Des dés ? Oui, des dés. Ce jeu peut s'appeler « One Deck Galaxy », mais pour être tout à fait exact, il s'appellerait « One Deck and A Whole Heap of Dice Galaxy », même si ça ne roule pas exactement sous la langue. Les dés sont vos ressources et vous permettront d'explorer la galaxie, de résoudre des rencontres extraterrestres difficiles, de construire votre flotte et vos connaissances scientifiques et, espérons-le, de vaincre votre Adversaire galactique. Mais cela prendra du temps ; et de la détermination ; et beaucoup, beaucoup de dés.

Ce n'est qu'une phase…

Chaque tour se compose de quatre phases : la phase de l'adversaire, la phase de découverte, la phase d'action et la phase de résultats. Dans la phase de l'adversaire, l'adversaire fait son truc, ce qui varie selon l'adversaire, mais inclura toujours la défausse d'un certain nombre de cartes du paquet, l'ajout de cartes aux rencontres et l'« escalade » de ses plans néfastes – par exemple, les Neeble-Woobers ajouteront une carte à leurs colonies tous les trois tours ou lanceront un certain nombre de dés correspondant à leurs ressources coloniales et conserveront tous les dés qui ont dépassé leur niveau (augmenté au fur et à mesure qu'ils sont affaiblis par vos attaques). Cela peut devenir assez irritant au fur et à mesure que le jeu progresse, mais vous pouvez toujours récupérer les dés et/ou les jetons de capacité… moyennant un prix. C'est également le moment où l'adversaire peut atteindre son point de « submersion » – par exemple, pour que les Neeble-Woobers submergent la Fédération, ils doivent avoir le double du nombre de colonies par rapport au niveau de la civilisation. À ce moment-là, tout est fini.
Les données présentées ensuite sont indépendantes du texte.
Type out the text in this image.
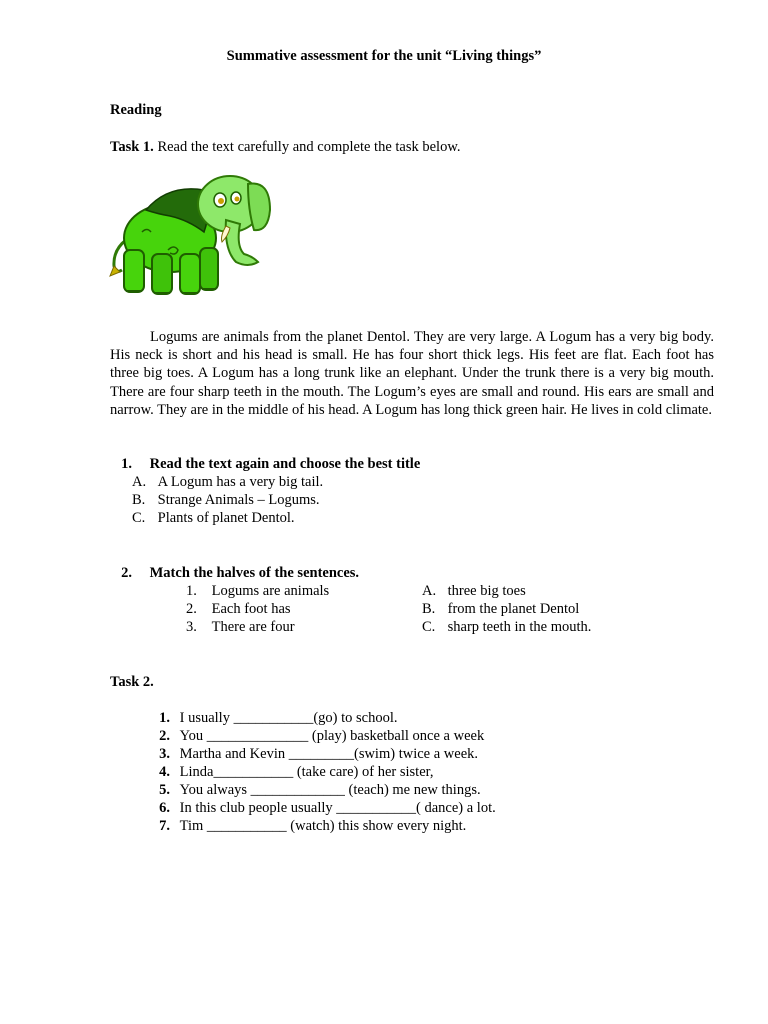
Summative assessment for the unit “Living things”
Reading
Task 1. Read the text carefully and complete the task below.
Logums are animals from the planet Dentol. They are very large. A Logum has a very big body. His neck is short and his head is small. He has four short thick legs. His feet are flat. Each foot has three big toes. A Logum has a long trunk like an elephant. Under the trunk there is a very big mouth. There are four sharp teeth in the mouth. The Logum’s eyes are small and round. His ears are small and narrow. They are in the middle of his head. A Logum has long thick green hair. He lives in cold climate.
1. Read the text again and choose the best title
A. A Logum has a very big tail.
B. Strange Animals – Logums.
C. Plants of planet Dentol.
2. Match the halves of the sentences.
1. Logums are animals
2. Each foot has
3. There are four
A. three big toes
B. from the planet Dentol
C. sharp teeth in the mouth.
Task 2.
1. I usually ___________(go) to school.
2. You ______________ (play) basketball once a week
3. Martha and Kevin _________(swim) twice a week.
4. Linda___________ (take care) of her sister,
5. You always _____________ (teach) me new things.
6. In this club people usually ___________( dance) a lot.
7. Tim ___________ (watch) this show every night.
Bien sûr, cela n'arrivera pas avant un certain temps. Si ce n'est pas encore arrivé, alors il est temps de faire des découvertes. Dans la phase de découverte, des cartes sont jouées du paquet jusqu'à ce que quatre cartes soient révélées au milieu de la table. Ces cartes seront soit des Lieux, soit des Rencontres. Les Lieux ont deux endroits où les dés et les objets peuvent être alloués, selon certaines conditions (par exemple, pas de dés de même valeur, etc.) afin de gagner de l'influence sur ce Lieu – une fois qu'assez d'influence a été placée sur ce Lieu (ce qui varie d'un Lieu à l'autre), le Lieu est obtenu soit comme Colonie (ajoutant des dés et des jetons à la réserve du joueur), soit comme Technologie (ajoutant une capacité qui peut être activée pour ajuster les dés, ajouter des dés de différentes couleurs, ajouter des flottes, etc.). Les Rencontres sont des événements qui nécessitent qu'une certaine valeur de dés de différentes couleurs y soit placée pour compléter la rencontre. Une fois complétée, cela peut aussi devenir une Colonie ou une Technologie.
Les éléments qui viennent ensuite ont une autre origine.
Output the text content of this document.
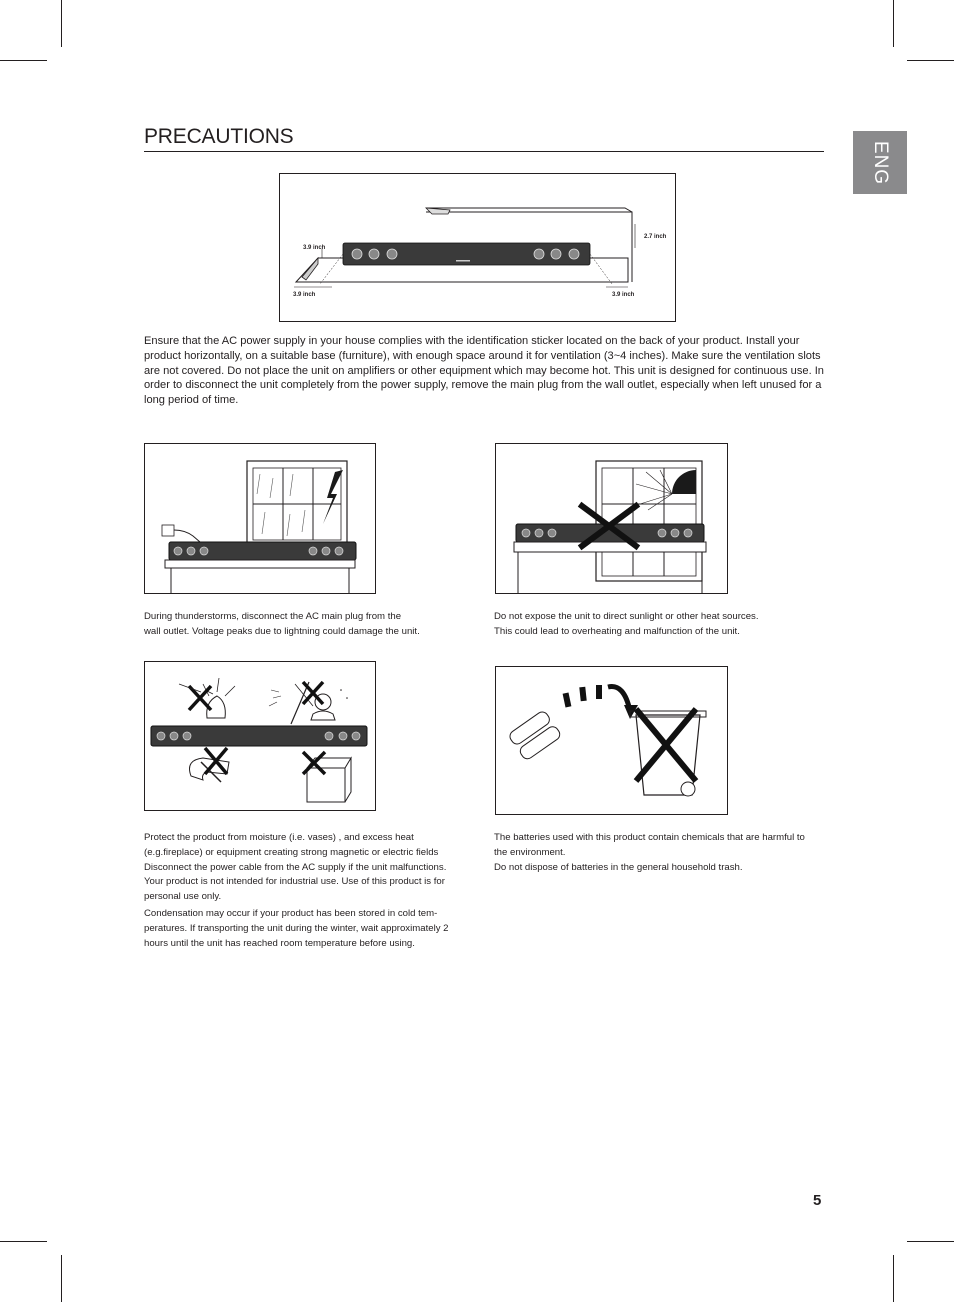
ENG
PRECAUTIONS
3.9 inch
3.9 inch	3.9 inch
2.7 inch

Ensure that the AC power supply in your house complies with the identification sticker located on the back of your product. Install your product horizontally, on a suitable base (furniture), with enough space around it for ventilation (3~4 inches). Make sure the ventilation slots are not covered. Do not place the unit on amplifiers or other equipment which may become hot. This unit is designed for continuous use. In order to disconnect the unit completely from the power supply, remove the main plug from the wall outlet, especially when left unused for a long period of time.

During thunderstorms, disconnect the AC main plug from the
wall outlet. Voltage peaks due to lightning could damage the unit.

Do not expose the unit to direct sunlight or other heat sources.
This could lead to overheating and malfunction of the unit.

Protect the product from moisture (i.e. vases) , and excess heat
(e.g.fireplace) or equipment creating strong magnetic or electric fields
Disconnect the power cable from the AC supply if the unit malfunctions.
Your product is not intended for industrial use. Use of this product is for
personal use only.

Condensation may occur if your product has been stored in cold tem-
peratures. If transporting the unit during the winter, wait approximately 2
hours until the unit has reached room temperature before using.

The batteries used with this product contain chemicals that are harmful to
the environment.
Do not dispose of batteries in the general household trash.

5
Contrairement aux Lieux, les Rencontres ont un temps limité pour être complétées – une fois qu'elles ont trois influences sur elles, avec une placée à chaque phase de l'Adversaire, elles provoquent l'escalade de l'Adversaire et causent des ennuis d'une manière ou d'une autre. Tout n'est pas perdu cependant, car une Rencontre échouée devient une recherche scientifique. Ce qui est une bonne chose.
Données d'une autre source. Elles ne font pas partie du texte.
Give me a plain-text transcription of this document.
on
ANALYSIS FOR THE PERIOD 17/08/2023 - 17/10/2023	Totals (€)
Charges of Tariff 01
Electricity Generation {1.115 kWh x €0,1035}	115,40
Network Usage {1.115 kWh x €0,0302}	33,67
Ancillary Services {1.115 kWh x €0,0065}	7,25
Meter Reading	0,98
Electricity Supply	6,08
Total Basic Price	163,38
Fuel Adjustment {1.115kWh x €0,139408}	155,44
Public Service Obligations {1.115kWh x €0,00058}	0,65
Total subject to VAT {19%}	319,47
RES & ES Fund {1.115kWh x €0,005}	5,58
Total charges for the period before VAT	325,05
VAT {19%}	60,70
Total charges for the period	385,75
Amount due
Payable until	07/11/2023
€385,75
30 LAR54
Dans la phase suivante (la phase d'Action), vous allez pouvoir lancer les dés ! Rassemblez autant de vos dés de ressources et de marqueurs de capacité que possible disponibles dans la réserve en fonction de vos ressources de Colonie et LANCEZ LES DÉS ! Vous pouvez également activer certaines capacités avec vos marqueurs pour obtenir des dés supplémentaires de différentes couleurs ou relancer des dés, ou vous pouvez utiliser certaines capacités ou échanger des dés contre des dés noirs. Ce sont essentiellement des dés de n'importe quelle couleur et très utiles pour compléter ou remplir les critères d'affectation. Vous pouvez maintenant assigner des dés aux Rencontres et Lieux révélés dans la Phase de Découverte, à votre Adversaire ou à votre Base Spatiale. Nous avons déjà examiné les Rencontres et les Lieux, mais l'Adversaire et la Base Spatiale nécessitent un peu d'explication car ils sont nouveaux. Enfin, presque.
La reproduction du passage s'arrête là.